03 fevereiro 2006

Cláudio

Entrou em casa com o ar de sempre. Pior. Calado, cansado e ainda por cima, obrigado a estar com quem mais desejava. Pior do que estar com quem se detesta, é estar com quem se deseja e saber que não se é desejado. Mas ela estava ali. E tinha de a aturar. Trabalho. Maldita apresentação. Também, mas porque é que tinha de trabalhar com ela? Porra! Estúpido. A vida já lhe tinha ensinado que as pessoas mudam. Algo que é bom pode-se tornar mau a seguir. E sobre tudo, as vontades mudam.
Subiu as escadas, depois de se ter descalçado. Ela já lá estava em cima. Já estava completamente à vontade naquela casa que não era a sua. Ouviu-a dizer olá à mãe, porque raio é que alugar um apartamento é tão caro, porra. Tinha de suportar aquelas duas mulheres a conversar, a tagarelar sobre a vida. Sobre como as crianças se portavam mal, como o Eduardo fazia disparates e como o Ricardo perdia os casacos. Falavam como se fossem irmãs. À vontade sobre temas que não o interessavam puto. E continuavam. "Mas a tua mãe como está? Também anda cansada, não é? Pois coitada, tratar de dois filhos sozinha, isto as coisas já não são como eram antes."
"O puto já achou o casaco?" soltou.
"Oh sim. Disse que o tinha emprestado ao não-sei-quantos porque ele tinha de ir não-sei-onde e não tinha casaco." Virou-se para a rapariga "Sempre as mesmas desculpas, não é Sofia? O que é que se há-de fazer?"
"Pois, o Eduardo dava o lanche aos amigos.
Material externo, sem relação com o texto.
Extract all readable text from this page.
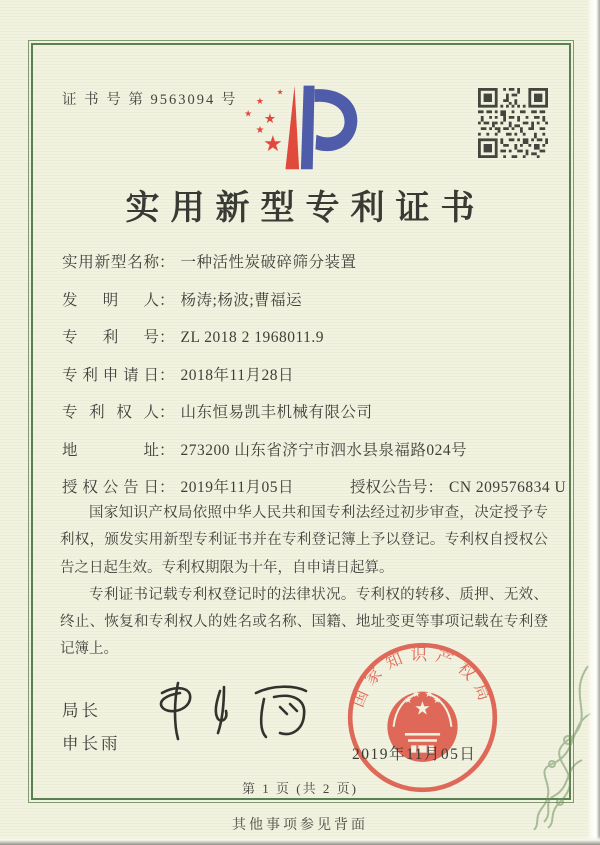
证 书 号 第 9563094 号
★
★
★
★
★
★
实用新型专利证书
实用新型名称： 一种活性炭破碎筛分装置
发明人： 杨涛;杨波;曹福运
专利号： ZL 2018 2 1968011.9
专利申请日： 2018年11月28日
专利权人： 山东恒易凯丰机械有限公司
地址： 273200 山东省济宁市泗水县泉福路024号
授权公告日： 2019年11月05日	授权公告号： CN 209576834 U

国家知识产权局依照中华人民共和国专利法经过初步审查，决定授予专利权，颁发实用新型专利证书并在专利登记簿上予以登记。专利权自授权公告之日起生效。专利权期限为十年，自申请日起算。

专利证书记载专利权登记时的法律状况。专利权的转移、质押、无效、终止、恢复和专利权人的姓名或名称、国籍、地址变更等事项记载在专利登记簿上。

局长
申长雨
★
★
★ ★
★
国家知识产权局
2019年11月05日
第 1 页 (共 2 页)
其他事项参见背面
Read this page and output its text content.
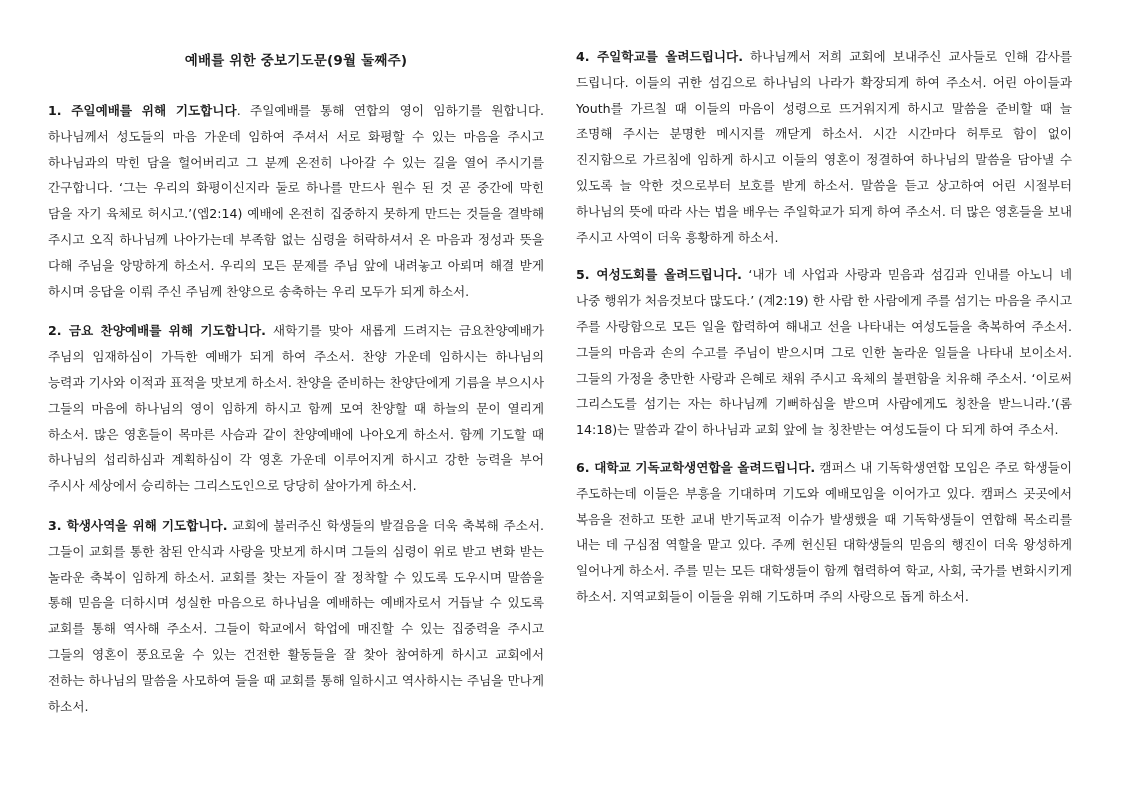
예배를 위한 중보기도문(9월 둘째주)

1. 주일예배를 위해 기도합니다. 주일예배를 통해 연합의 영이 임하기를 원합니다. 하나님께서 성도들의 마음 가운데 임하여 주셔서 서로 화평할 수 있는 마음을 주시고 하나님과의 막힌 담을 헐어버리고 그 분께 온전히 나아갈 수 있는 길을 열어 주시기를 간구합니다. ‘그는 우리의 화평이신지라 둘로 하나를 만드사 원수 된 것 곧 중간에 막힌 담을 자기 육체로 허시고.’(엡2:14) 예배에 온전히 집중하지 못하게 만드는 것들을 결박해 주시고 오직 하나님께 나아가는데 부족함 없는 심령을 허락하셔서 온 마음과 정성과 뜻을 다해 주님을 앙망하게 하소서. 우리의 모든 문제를 주님 앞에 내려놓고 아뢰며 해결 받게 하시며 응답을 이뤄 주신 주님께 찬양으로 송축하는 우리 모두가 되게 하소서.

2. 금요 찬양예배를 위해 기도합니다. 새학기를 맞아 새롭게 드려지는 금요찬양예배가 주님의 임재하심이 가득한 예배가 되게 하여 주소서. 찬양 가운데 임하시는 하나님의 능력과 기사와 이적과 표적을 맛보게 하소서. 찬양을 준비하는 찬양단에게 기름을 부으시사 그들의 마음에 하나님의 영이 임하게 하시고 함께 모여 찬양할 때 하늘의 문이 열리게 하소서. 많은 영혼들이 목마른 사슴과 같이 찬양예배에 나아오게 하소서. 함께 기도할 때 하나님의 섭리하심과 계획하심이 각 영혼 가운데 이루어지게 하시고 강한 능력을 부어 주시사 세상에서 승리하는 그리스도인으로 당당히 살아가게 하소서.

3. 학생사역을 위해 기도합니다. 교회에 불러주신 학생들의 발걸음을 더욱 축복해 주소서. 그들이 교회를 통한 참된 안식과 사랑을 맛보게 하시며 그들의 심령이 위로 받고 변화 받는 놀라운 축복이 임하게 하소서. 교회를 찾는 자들이 잘 정착할 수 있도록 도우시며 말씀을 통해 믿음을 더하시며 성실한 마음으로 하나님을 예배하는 예배자로서 거듭날 수 있도록 교회를 통해 역사해 주소서. 그들이 학교에서 학업에 매진할 수 있는 집중력을 주시고 그들의 영혼이 풍요로울 수 있는 건전한 활동들을 잘 찾아 참여하게 하시고 교회에서 전하는 하나님의 말씀을 사모하여 들을 때 교회를 통해 일하시고 역사하시는 주님을 만나게 하소서.

4. 주일학교를 올려드립니다. 하나님께서 저희 교회에 보내주신 교사들로 인해 감사를 드립니다. 이들의 귀한 섬김으로 하나님의 나라가 확장되게 하여 주소서. 어린 아이들과 Youth를 가르칠 때 이들의 마음이 성령으로 뜨거워지게 하시고 말씀을 준비할 때 늘 조명해 주시는 분명한 메시지를 깨닫게 하소서. 시간 시간마다 허투로 함이 없이 진지함으로 가르침에 임하게 하시고 이들의 영혼이 정결하여 하나님의 말씀을 담아낼 수 있도록 늘 악한 것으로부터 보호를 받게 하소서. 말씀을 듣고 상고하여 어린 시절부터 하나님의 뜻에 따라 사는 법을 배우는 주일학교가 되게 하여 주소서. 더 많은 영혼들을 보내 주시고 사역이 더욱 흥황하게 하소서.

5. 여성도회를 올려드립니다. ‘내가 네 사업과 사랑과 믿음과 섬김과 인내를 아노니 네 나중 행위가 처음것보다 많도다.’ (계2:19) 한 사람 한 사람에게 주를 섬기는 마음을 주시고 주를 사랑함으로 모든 일을 합력하여 해내고 선을 나타내는 여성도들을 축복하여 주소서. 그들의 마음과 손의 수고를 주님이 받으시며 그로 인한 놀라운 일들을 나타내 보이소서. 그들의 가정을 충만한 사랑과 은혜로 채워 주시고 육체의 불편함을 치유해 주소서. ‘이로써 그리스도를 섬기는 자는 하나님께 기뻐하심을 받으며 사람에게도 칭찬을 받느니라.’(롬 14:18)는 말씀과 같이 하나님과 교회 앞에 늘 칭찬받는 여성도들이 다 되게 하여 주소서.

6. 대학교 기독교학생연합을 올려드립니다. 캠퍼스 내 기독학생연합 모임은 주로 학생들이 주도하는데 이들은 부흥을 기대하며 기도와 예배모임을 이어가고 있다. 캠퍼스 곳곳에서 복음을 전하고 또한 교내 반기독교적 이슈가 발생했을 때 기독학생들이 연합해 목소리를 내는 데 구심점 역할을 맡고 있다. 주께 헌신된 대학생들의 믿음의 행진이 더욱 왕성하게 일어나게 하소서. 주를 믿는 모든 대학생들이 함께 협력하여 학교, 사회, 국가를 변화시키게 하소서. 지역교회들이 이들을 위해 기도하며 주의 사랑으로 돕게 하소서.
E não comia nada." dizia isto como se fosse uma fatalidade "depois a mãe passou a fazer sandes com diferentes sabores e à noite perguntava-lhe o que é que tinha posto no pão."
"E claro ele não sabia..."
"Pois!" aquelas duas fêmeas pareciam estar em simbiose. «Eu percebo-te, tu percebes-me. O mundo é só isto.»
"Mas agora ele já está melhorzinho..."
"Também, já não era sem tempo."
Sofia ia-se lambuzando com o croissant. E ele enjoava. Olhava para o infinito esperando que a conversa não se prolongasse até lá.
"O que é que tu tens hoje meu querido? Estás tão murchinho, meu amor. Vá lá conta à mamã o que é que se passa."
"Mãe" um suplício, deixa-me em paz por favor. Nem sequer quando está gente em casa o raio da mulher consegue ser discreta e razoável.
Especialmente quando há gente em casa.
Ele levantou-se. "Ainda estou com fome" declarou.
"Ainda? Vê lá se não é só impressão. Querida, não queres mais bolo?”
Cláudio começou a inspeccionar a cozinha.
"Ai, não, que depois fico muito cheia."
Dirigiu-se para o armário.
"Mas tive a fazer de propósito para vocês!"
"Deixaste esta coisa mal arrumada outra vez mãe."
"Oh sim, olha quanto mais espaço tenho, mais difícil é arrumar!" apressou-se para o armário. A roupa à vontade, fato de treino, contrastava com o glamour que sempre queria fazer passar.
Afastou-se para deixar a mãe passar e já agora deixar as duas mulheres.
Foi para a sala.
"Cláudio! Vem cá imediatamente! Vem cá fazer companhia à Sofia! Francamente, deixar os convidados sozinhos, que falta de educação!"
"Oh não há problema!" aquela cabra hipócrita a tentar acalmar as coisas. "Estou bem acompanhada!"
"É que ele está-te a fazer a ti o que me faz a mim, deixa-me sozinha na cozinha!"
Arrastou os pés até a cozinha e não disse mais nada até a princesa dar como acabado o seu real manjar.